Ma relation pré-sortie avec le nouvel opus du bon vieil iguane fut mouvementée. J'ai tout d'abord été séduit par le court premier extrait - la pièce-titre du disque - avec lequel on se trouvait en terra incognita, quelque part entre l'ambient et le jazz. Puis, est sorti "James Bond", morceau kitsch et minimaliste qui m'a enlevé toute envie d'aller voir plus loin. Fort heureusement, j'ai pu rassembler assez de courage pour jeter une oreille attentive à la troisième pièce proposée: "Sonali", une chanson groovy et moderne encore une fois dominée par la trompette veloutée de Leron Thomas et la texture guitaristique de Noveller (alias Sarah Lipstate).
Aujourd'hui sortait cet album qui m'intriguait tant. J'étais prêt au pire comme au plus beau. Eh bien, après quelques écoutes, je puis dire que Pop et ses deux acolytes nous ont concocté une galette très éclatée qui ne laissera aucun auditeur indifférent. Les critiques vont d'ailleurs du deux étoiles sur cinq au quatre étoiles et demi. Mon coeur balance davantage dans le secteur de cette dernière note. (Mettons quatre belles étoiles scintillantes.) "Free" est le disque d'un type de soixante-douze ans qui se fout de tout et ne fait que ce qu'il veut (En fait, la carrière entière du mec pourrait de résumer à cette phrase).
La première moitié de l'album est assez biscornue merci. On passe de la plage titre très ambient à des pièces qui bougent plus (comme l'excellente "Loves Missing") à "James Bond" (qui passe très bien dans le contexte de ce disque des plus hétérogènes) à la vulgarité assumée de "Dirty Sanchez" sur laquelle Pop dit préférer les "big tits" aux "big dicks" sur fond de musique mariachi nouveau genre.

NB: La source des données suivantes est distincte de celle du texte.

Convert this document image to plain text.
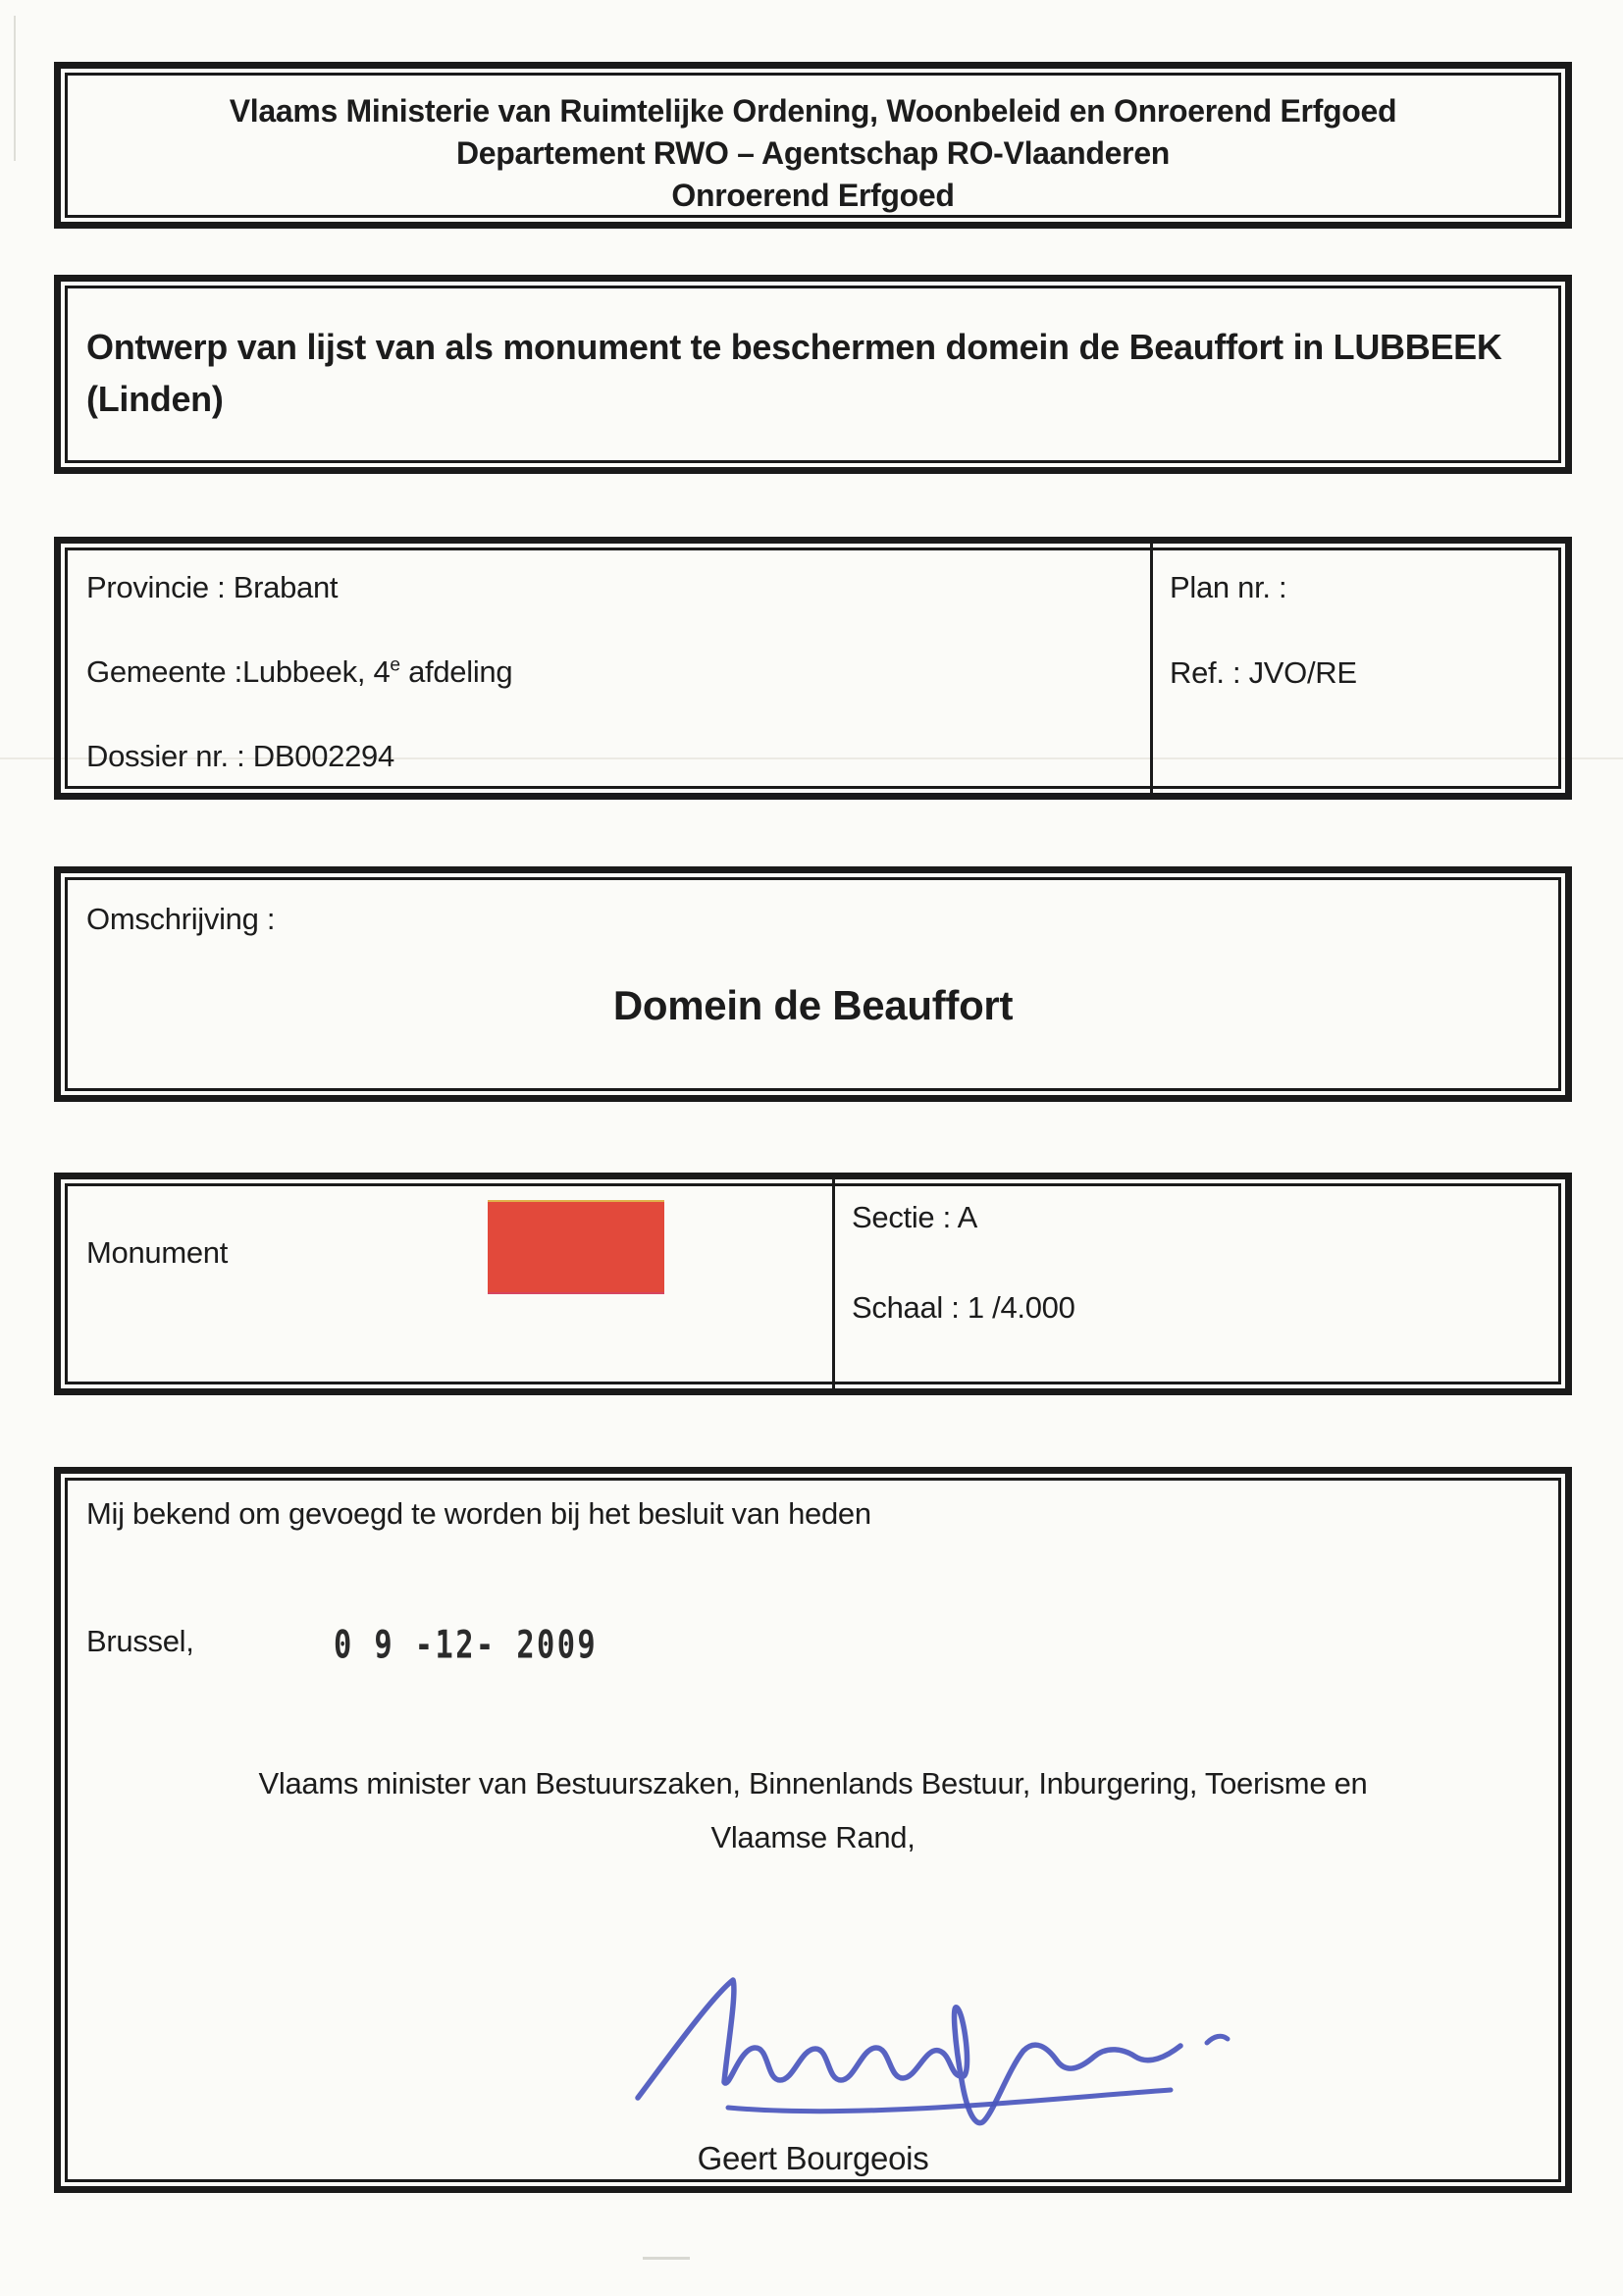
Vlaams Ministerie van Ruimtelijke Ordening, Woonbeleid en Onroerend Erfgoed
Departement RWO – Agentschap RO-Vlaanderen
Onroerend Erfgoed
Ontwerp van lijst van als monument te beschermen domein de Beauffort in LUBBEEK (Linden)
Provincie : Brabant
Gemeente :Lubbeek, 4e afdeling
Dossier nr. : DB002294
Plan nr. :
Ref. : JVO/RE
Omschrijving :
Domein de Beauffort
Monument
Sectie : A
Schaal : 1 /4.000
Mij bekend om gevoegd te worden bij het besluit van heden
Brussel,	0 9 -12- 2009
Vlaams minister van Bestuurszaken, Binnenlands Bestuur, Inburgering, Toerisme en
Vlaamse Rand,
Geert Bourgeois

Certains trouveront une telle suite décousue, voire inégale. De mon côté, je souris devant la liberté que s'octroie l'ancienne tête de proue des Stooges.
La seconde partie du disque est plus unie. On y retrouve des pièces lentes et atmosphériques dont la beauté est glaciale. Pop s'y fait davantage narrateur que chanteur en déclamant avec le senti qu'on lui connaît les mots, entre autres, de Lou Reed et du poète Dylan Thomas (on ne l'attendait pas, celle-là!). Encore une fois, le travail du trompettiste et de la guitariste - qui tissent de magnifiques toiles bleu nuit - est à applaudir. Du côté thématique, y sont abordés des sujets plus politiques (sur le magnifique appel à la résistance qu'est "We Are the People" de Reed) et, en fin de parcours, la mort qui rôde de plus en plus près à mesure que le temps passe.
Après le très bon "Post Pop Depression" élaboré avec Josh Homme (Queens of the Stone Age) et sa bande de rockeurs, Iggy nous propose une oeuvre qui n'a que très peu à voir avec le rock et que je trouve encore meilleure. Comme son vieux pote David Bowie, l'artiste vieillissant se tourne vers le jazz afin déjouer les attentes avec l'aide de jeunes musiciens qui n'ont pas froid aux yeux. L'homme vieillit mais sa punk attitude reste intacte!